As is the case in most of lease s, there are  many different terms to consider.  Most popular are phrases like:  Cold dark box, warm box and plain vanilla shell.  While the last of these sounds like part of a nice dessert the differences can cost a tenant or landlord thousands of dollars.

Quick definitions:

Cold Dark Box-Usually reserved for new retail.  This would mean a tenant is moving into a space that has no lights or HVAC.  No restrooms.  Sometimes there is a store front (often not) and the floor is gravel.  It is the tenant’s responsibility for all construction to ready the space for occupancy.

Warm Box-Similar to cold dark box, only there is HVAC in place and power to the premises.  Usually a store front is already in place.

Plain Vanilla Box-Sheet-rocked walls (ready for paint), restrooms in place, and concrete slab ready for flooring. Drop ceiling with lights installed.

There are a hundred different variations of these conditions but these are the most popular.

While you have to compare the different conditions of the space you also have to compare the construction allowance that the landlord may, or may not, be providing.   This is where there is a lot of confusion. 

Every developer or landlord has a different formula for the way they provide their building and allowance.  These days for new (often called “first generation”) space Commercial & Investment Properties provides an allowance of $25psf.  So if you lease 10,000sft you get $250,000 for construction.  Some developers will provide allowances up to $35psf (more in larger markets).  But the difference is in what else the developer is providing.

In new office space, CIP provides all standard HVAC units, ducts, diffusers, mini blinds and turn down of sprinkler heads.   Total cost of these items is typically around $10-$12psf.   If another developer is giving a $35psf allowance but is providing only a cold, dark box the tenant will have added cost of purchasing HVAC units, providing engineers to make sure they are properly zone etc…These items can add up quickly so you have to make sure that you are truly comparing apples to apples when deciding on office space.  

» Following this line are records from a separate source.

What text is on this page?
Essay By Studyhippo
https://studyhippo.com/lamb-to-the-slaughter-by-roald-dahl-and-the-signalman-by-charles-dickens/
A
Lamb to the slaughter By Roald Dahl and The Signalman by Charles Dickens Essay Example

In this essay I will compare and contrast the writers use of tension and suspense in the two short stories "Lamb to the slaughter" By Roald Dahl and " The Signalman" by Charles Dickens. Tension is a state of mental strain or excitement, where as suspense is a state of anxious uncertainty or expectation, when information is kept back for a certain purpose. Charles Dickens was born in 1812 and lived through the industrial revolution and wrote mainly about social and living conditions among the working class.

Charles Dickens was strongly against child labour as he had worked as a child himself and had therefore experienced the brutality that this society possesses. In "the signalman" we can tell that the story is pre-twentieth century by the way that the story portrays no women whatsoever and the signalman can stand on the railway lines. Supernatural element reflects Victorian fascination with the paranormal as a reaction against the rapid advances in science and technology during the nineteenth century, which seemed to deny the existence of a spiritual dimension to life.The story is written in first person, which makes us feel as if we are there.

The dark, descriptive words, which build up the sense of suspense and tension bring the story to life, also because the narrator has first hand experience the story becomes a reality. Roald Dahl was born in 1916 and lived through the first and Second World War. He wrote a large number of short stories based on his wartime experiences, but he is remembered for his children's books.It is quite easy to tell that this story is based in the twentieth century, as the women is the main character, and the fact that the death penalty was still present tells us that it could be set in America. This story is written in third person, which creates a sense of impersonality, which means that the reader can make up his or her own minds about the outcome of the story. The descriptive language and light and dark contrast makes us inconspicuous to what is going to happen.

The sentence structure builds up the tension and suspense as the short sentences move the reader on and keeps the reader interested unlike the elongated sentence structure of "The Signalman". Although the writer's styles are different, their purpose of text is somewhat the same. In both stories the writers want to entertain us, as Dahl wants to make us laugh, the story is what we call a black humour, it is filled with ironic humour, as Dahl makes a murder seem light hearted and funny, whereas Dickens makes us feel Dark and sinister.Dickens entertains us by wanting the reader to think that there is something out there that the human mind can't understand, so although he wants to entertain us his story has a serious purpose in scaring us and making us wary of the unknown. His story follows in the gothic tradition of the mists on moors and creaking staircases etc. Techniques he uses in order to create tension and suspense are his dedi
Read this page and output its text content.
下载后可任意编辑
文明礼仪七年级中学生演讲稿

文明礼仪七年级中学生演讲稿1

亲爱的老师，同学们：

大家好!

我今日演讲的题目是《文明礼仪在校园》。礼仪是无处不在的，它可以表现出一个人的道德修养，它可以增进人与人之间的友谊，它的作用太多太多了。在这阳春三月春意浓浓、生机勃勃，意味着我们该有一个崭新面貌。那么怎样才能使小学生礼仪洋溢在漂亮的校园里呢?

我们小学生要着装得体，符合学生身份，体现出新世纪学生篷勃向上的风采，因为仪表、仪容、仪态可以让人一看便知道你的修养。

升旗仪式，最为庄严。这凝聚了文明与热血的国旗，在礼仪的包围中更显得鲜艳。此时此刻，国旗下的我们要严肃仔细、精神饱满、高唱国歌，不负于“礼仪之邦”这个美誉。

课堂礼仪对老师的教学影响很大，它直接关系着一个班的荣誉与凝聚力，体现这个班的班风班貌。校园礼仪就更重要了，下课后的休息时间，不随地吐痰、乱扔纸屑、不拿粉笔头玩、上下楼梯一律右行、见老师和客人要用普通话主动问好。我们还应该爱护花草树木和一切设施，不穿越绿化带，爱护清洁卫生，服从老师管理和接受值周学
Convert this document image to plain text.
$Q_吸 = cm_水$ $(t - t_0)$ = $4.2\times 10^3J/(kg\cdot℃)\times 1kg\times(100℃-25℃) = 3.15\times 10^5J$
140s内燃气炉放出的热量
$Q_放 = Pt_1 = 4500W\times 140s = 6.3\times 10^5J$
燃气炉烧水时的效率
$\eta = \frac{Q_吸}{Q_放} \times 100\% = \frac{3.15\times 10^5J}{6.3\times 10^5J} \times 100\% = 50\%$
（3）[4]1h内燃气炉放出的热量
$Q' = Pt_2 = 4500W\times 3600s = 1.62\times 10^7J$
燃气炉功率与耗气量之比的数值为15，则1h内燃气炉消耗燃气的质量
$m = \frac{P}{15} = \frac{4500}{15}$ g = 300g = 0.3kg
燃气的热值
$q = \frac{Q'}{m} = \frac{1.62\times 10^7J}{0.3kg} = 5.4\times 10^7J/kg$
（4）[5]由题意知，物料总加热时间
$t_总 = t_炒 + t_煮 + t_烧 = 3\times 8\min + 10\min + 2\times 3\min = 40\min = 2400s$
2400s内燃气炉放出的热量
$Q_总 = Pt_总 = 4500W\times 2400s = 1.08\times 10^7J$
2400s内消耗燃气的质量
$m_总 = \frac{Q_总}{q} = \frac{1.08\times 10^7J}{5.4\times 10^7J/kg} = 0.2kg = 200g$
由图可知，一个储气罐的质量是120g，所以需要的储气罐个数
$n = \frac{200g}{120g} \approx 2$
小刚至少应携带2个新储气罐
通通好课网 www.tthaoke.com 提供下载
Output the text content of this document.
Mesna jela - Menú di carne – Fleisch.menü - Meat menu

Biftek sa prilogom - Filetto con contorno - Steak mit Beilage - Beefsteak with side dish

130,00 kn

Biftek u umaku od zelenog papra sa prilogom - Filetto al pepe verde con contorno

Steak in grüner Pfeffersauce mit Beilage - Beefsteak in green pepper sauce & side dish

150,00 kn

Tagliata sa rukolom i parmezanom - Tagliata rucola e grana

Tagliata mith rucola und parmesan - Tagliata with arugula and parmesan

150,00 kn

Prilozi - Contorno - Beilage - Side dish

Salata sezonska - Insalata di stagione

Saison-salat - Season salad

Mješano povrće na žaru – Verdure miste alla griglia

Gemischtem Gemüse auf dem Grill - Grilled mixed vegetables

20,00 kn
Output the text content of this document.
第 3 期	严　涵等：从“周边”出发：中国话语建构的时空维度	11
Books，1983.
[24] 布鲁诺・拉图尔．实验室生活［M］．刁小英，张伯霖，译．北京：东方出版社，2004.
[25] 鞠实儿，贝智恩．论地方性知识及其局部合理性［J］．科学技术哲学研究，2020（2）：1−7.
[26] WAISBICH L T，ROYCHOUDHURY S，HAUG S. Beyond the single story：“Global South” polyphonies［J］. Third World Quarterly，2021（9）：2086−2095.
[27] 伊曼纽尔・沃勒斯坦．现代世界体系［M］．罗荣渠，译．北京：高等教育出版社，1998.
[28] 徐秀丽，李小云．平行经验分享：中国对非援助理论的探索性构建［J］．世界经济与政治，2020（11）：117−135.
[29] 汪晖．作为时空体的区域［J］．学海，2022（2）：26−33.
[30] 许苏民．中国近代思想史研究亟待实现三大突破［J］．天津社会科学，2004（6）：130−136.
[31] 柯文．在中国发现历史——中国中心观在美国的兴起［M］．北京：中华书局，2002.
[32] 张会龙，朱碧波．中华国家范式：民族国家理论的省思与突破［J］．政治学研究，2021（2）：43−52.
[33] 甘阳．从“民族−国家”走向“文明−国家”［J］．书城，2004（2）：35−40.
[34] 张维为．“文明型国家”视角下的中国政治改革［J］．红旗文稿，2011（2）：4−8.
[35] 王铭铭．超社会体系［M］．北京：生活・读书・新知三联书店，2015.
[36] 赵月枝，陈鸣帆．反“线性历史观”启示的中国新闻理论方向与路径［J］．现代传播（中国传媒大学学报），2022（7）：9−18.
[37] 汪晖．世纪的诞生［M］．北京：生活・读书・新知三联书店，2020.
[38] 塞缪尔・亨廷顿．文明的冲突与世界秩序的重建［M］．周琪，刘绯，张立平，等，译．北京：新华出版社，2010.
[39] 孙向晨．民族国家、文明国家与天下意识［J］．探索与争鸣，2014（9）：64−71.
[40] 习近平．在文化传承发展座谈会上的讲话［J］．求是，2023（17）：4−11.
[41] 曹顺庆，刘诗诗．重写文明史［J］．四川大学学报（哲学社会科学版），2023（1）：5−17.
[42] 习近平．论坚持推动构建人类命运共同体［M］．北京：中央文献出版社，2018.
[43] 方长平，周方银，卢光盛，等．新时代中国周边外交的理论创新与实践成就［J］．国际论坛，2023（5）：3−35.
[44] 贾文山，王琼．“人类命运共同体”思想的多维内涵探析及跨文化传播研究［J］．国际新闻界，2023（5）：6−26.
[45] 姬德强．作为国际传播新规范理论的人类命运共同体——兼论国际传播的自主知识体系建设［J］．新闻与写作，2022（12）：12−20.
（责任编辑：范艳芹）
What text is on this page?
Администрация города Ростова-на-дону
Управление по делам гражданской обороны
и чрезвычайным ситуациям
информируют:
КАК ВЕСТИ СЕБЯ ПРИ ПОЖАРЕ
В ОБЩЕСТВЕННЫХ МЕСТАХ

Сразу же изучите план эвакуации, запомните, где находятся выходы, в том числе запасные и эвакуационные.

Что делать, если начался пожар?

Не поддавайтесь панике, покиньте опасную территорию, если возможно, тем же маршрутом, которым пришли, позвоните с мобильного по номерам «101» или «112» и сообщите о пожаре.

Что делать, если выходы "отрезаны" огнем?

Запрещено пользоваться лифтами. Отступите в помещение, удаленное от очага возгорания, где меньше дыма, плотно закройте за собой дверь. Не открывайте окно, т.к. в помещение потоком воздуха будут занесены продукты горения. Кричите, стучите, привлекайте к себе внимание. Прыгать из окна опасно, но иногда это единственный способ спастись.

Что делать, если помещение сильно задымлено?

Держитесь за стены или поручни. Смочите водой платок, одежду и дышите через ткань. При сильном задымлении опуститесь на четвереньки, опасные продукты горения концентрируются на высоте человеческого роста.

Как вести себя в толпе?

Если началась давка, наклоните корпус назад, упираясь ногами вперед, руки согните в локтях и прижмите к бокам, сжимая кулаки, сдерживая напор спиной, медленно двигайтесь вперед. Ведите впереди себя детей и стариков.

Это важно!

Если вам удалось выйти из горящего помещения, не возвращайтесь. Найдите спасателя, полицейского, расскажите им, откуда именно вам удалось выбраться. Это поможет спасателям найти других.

Before the lease is signed you also need to determine who will handle construction.  Is it the complete responsibility of the tenant or will the building owner be involved?  In multi-tenant office buildings, many times the landlord will request the building contractor do the work.  This can save time and money since the GC is already familiar with the building.  In many retail leases the tenant is solely responsible for all aspects of construction.

Additional factors…

  • What if you spend more than your allowance?  Most office leases require the tenant to reimburse the landlord for any overages with in 30 days of construction completion.
  • What if the tenant can’t afford the overages?  Depending on the financial condition of the tenant and landlord, sometimes the landlord can agree to amortize the additional cost over the term of the lease.  There will be a higher interest rate but this is done very often.  This cost is added into the rent and paid back monthly.
  • What if construction is not completed on time?  This depends on who is handling the construction.  If it is the tenant’s responsibility, or the tenant has caused a delay, rent will typically start as it is stated in the lease.  If the delay is caused by the landlord rent can often (but not always) be abated until all the work is complete and the space ready for occupancy.  It all depends on the language in the lease.

As always, it is important that the section of the lease regarding construction be reviewed thoroughly prior to execution.